If the product exists, use it to see what you think about it. If you have feedback on the product, discuss it with the team. This also helps you understand how they think about product and prioritize things.
Growth & Learning
There is no point joining a startup (or any company for that matter) if you don’t expect to grow there. A startup often presents the following growth/learning opportunities:
- Working with a great team that you can learn from.
- Working on a product/technology that you want to learn about.
- Learning a new set of skills
- Becoming a ‘leader’ fast as the company grows
- The experience of working at a startup
I ask myself?—?If the startup were to shut down in a year, how would I be placed in the job market. While this isn’t the only way to assess growth, it’s one easy way to think about it.
This is usually the first thing people ask me about. That’s because it’s the least understood and engineers (like me) are attracted to numbers over less tangible things (how much is ‘team’ worth anyway?). It’s last on my list on purpose because it only comes into the picture if the other factors aren’t in doubt.
So, how do you think about an equity percentage?
- Use the current valuation of the company. Based on the current valuation, what does your equity translate to dollar terms. (e.g. 1% of a startup valued at $1m amounts = $10,000)
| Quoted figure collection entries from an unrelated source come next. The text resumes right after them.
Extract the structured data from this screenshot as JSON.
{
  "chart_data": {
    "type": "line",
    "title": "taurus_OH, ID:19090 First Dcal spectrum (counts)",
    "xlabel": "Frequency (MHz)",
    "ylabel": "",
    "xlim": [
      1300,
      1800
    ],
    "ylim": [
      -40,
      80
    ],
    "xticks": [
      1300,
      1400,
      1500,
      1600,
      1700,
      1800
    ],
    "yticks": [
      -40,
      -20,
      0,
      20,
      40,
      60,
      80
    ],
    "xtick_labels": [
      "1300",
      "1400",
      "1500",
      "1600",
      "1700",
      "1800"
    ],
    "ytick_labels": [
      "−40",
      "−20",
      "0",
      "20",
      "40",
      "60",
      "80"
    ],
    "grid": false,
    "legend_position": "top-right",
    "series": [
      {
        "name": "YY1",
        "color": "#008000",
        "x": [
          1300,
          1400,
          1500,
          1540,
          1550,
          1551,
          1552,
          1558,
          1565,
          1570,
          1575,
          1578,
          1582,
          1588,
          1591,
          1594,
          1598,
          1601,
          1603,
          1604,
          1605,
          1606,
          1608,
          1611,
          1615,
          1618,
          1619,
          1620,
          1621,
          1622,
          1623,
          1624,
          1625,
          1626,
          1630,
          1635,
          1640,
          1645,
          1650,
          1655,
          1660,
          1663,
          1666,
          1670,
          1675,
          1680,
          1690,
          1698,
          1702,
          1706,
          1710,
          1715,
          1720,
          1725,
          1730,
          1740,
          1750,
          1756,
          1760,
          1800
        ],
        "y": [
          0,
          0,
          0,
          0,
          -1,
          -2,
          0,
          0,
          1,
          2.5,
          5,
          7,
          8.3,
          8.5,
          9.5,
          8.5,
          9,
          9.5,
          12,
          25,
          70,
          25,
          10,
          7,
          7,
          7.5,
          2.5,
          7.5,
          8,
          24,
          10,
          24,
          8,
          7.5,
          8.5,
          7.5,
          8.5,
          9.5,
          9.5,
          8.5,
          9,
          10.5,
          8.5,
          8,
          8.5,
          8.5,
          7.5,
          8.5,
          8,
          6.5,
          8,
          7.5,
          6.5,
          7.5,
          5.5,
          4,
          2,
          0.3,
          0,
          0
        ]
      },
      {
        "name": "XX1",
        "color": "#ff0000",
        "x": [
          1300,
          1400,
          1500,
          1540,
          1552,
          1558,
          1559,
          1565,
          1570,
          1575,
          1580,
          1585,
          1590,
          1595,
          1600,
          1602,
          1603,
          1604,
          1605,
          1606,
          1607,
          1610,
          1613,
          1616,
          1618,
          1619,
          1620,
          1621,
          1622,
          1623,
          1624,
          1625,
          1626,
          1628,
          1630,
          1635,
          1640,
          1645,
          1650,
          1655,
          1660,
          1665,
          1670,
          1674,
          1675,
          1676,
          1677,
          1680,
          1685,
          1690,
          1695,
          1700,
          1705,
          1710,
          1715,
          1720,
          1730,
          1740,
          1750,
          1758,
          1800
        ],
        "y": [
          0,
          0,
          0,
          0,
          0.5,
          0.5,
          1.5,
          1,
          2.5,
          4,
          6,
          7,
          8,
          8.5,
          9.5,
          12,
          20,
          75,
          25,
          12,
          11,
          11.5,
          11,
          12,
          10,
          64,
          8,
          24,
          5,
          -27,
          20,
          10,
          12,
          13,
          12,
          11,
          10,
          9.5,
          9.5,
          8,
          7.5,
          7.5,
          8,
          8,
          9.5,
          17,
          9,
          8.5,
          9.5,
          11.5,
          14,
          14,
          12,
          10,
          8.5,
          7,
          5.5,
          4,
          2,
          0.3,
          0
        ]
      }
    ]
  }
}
- Understand reasonable valuation growth. Use other similar companies to get a sense of what ‘reasonable’ is. Basically imagine the company might be valued 10x or 100x in a year?—?what would it take to get there and what are the chances the company can pull it off. If it can pull off a 100x, your stock could be worth ~$1m!
- Factor in dilution?—?Each round of funding will lead to your stock percentage reducing. This is not a bad thing because your stock increases in dollar terms, but you need to be aware of it. If the company raised 3m at 10m valuation, your 1% becomes 0.83%. If it sells at $100m, then your stock is $833,000, not $1m. (Dilution is a bad thing if the valuation is not much higher than the previous round, or worse, lower than the previous round).
- What stage is the company in? A pre-funded startup that is building it’s product and has no team, is a lot riskier than one with product/customers and $3m in funding. In the first case, you take on almost as much risk as a founder and wouldn’t expect an order of magnitude difference from them. (Also keep in mind that a series A startup has probably given 15–25% equity to the investors, has an ESOP pool of 10–20%, leaving the founders with 55-75%, so the ‘available’ equity is also more constrained)
- What role are you expected to play? (Anecdotally, I’ve heard that a CEO at a Series A company might get ~5%, a VP ~2%, and a sr. engineer ~1%)
- How important are you to the company? If you and founders believe you can really make a difference, then that can change things.
Yes, I know that it’s still hard to evaluate that offer. But I hope that this is a useful framework to think about it.